Last year, the MSO presented Hackman’s fusion of Brahms’s Symphony No. 1 and the music of Radiohead. He has also done similar combinations of Tchaikovsky and Drake and of Mahler and rap music, among others. The upcoming MSO concert presents Beethoven’s Symphony No. 3, “Eroica,” in its entirety, but mixed with a number of songs from the British rock band Coldplay. “You don’t have to know classical music or alt-rock,” Hackman says. “They both speak to the big universal human themes.” Beethoven’s “Eroica,” which was originally intended to be dedicated to Napoleon, “is so explosive, emblematic of the heroic Beethoven period,” he said, “and then you combine that with ‘Viva la Vida,’ which evokes the revolutionary, egalitarian spirit.”
Sometimes the vocalists, Casey Breves, Gregory Fletcher, and Malia Civetz, will be singing Coldplay directly on top of the Third Symphony, but for other passages, Hackman has written accompanying orchestral music that fits into Beethoven’s sound world. “All the permutations are used,” he says.
Hackman obtains permission from pop bands’ agents or publishers to use their music, but his concerts have developed enough of a reputation that he hopes the artists themselves may soon be interested in appearing with him and an orchestra.
But finding singers who can work with his unique fusions is not easy. “They’re the communicators, the intermediaries,” he says. “They have an orchestra behind them, and an audience of mostly pop fans in front of them.
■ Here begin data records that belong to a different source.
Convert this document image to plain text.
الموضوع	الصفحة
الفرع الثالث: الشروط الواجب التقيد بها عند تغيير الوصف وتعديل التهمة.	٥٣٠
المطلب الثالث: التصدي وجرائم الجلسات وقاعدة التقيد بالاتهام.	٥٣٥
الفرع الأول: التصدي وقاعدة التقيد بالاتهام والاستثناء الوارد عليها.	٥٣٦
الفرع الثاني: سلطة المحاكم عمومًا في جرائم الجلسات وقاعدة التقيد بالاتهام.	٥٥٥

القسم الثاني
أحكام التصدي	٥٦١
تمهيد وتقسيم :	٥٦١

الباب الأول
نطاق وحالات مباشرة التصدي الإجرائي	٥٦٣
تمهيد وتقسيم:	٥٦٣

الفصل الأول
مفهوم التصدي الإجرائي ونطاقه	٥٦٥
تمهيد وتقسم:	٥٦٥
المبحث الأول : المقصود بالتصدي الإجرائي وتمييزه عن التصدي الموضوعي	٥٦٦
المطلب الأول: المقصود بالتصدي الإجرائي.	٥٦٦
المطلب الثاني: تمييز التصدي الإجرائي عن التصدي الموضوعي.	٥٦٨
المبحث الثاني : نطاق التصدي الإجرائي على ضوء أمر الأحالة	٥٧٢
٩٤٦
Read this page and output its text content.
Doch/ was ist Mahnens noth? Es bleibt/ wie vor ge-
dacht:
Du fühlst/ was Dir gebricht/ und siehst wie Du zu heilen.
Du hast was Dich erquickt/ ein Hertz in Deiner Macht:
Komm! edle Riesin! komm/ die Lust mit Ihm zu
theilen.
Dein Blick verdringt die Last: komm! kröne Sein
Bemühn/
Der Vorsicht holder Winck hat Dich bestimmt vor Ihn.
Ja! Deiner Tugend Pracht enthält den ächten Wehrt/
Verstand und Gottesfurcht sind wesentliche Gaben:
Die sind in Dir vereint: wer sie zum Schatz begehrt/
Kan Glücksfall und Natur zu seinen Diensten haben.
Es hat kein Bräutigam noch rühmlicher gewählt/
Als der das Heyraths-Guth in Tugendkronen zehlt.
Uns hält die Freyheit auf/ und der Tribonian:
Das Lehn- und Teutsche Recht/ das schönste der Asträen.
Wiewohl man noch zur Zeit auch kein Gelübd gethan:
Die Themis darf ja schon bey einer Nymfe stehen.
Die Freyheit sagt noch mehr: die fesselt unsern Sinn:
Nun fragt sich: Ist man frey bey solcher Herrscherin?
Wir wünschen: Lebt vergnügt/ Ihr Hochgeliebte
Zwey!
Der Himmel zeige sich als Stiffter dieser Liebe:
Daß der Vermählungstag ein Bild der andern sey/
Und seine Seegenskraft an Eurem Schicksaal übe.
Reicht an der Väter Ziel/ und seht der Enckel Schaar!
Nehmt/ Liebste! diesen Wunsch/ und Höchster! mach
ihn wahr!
They have the musicianship and skill level to sing classical music, but a contemporary pop sound. I hold onto them, because they are rare.”
Hackman’s concerts bring worlds together, he said. For an audience that may be entering the Bradley Symphony Center for the first time, “for the first 30 minutes, they’re trying to figure out what to do,” he said. “Do they sit or do they stand? When do they clap? I’m still wondering how to tell the audience to feel at home.”
Some orchestral musicians are thrilled to perform for loud, enthusiastic audiences, but playing a supporting role to a tribute band does not always fully display their talents. “This music is an attempt to address that,” Hackman says. “It’s transforming and elevating pop programming, and it’s meeting audiences where they are.”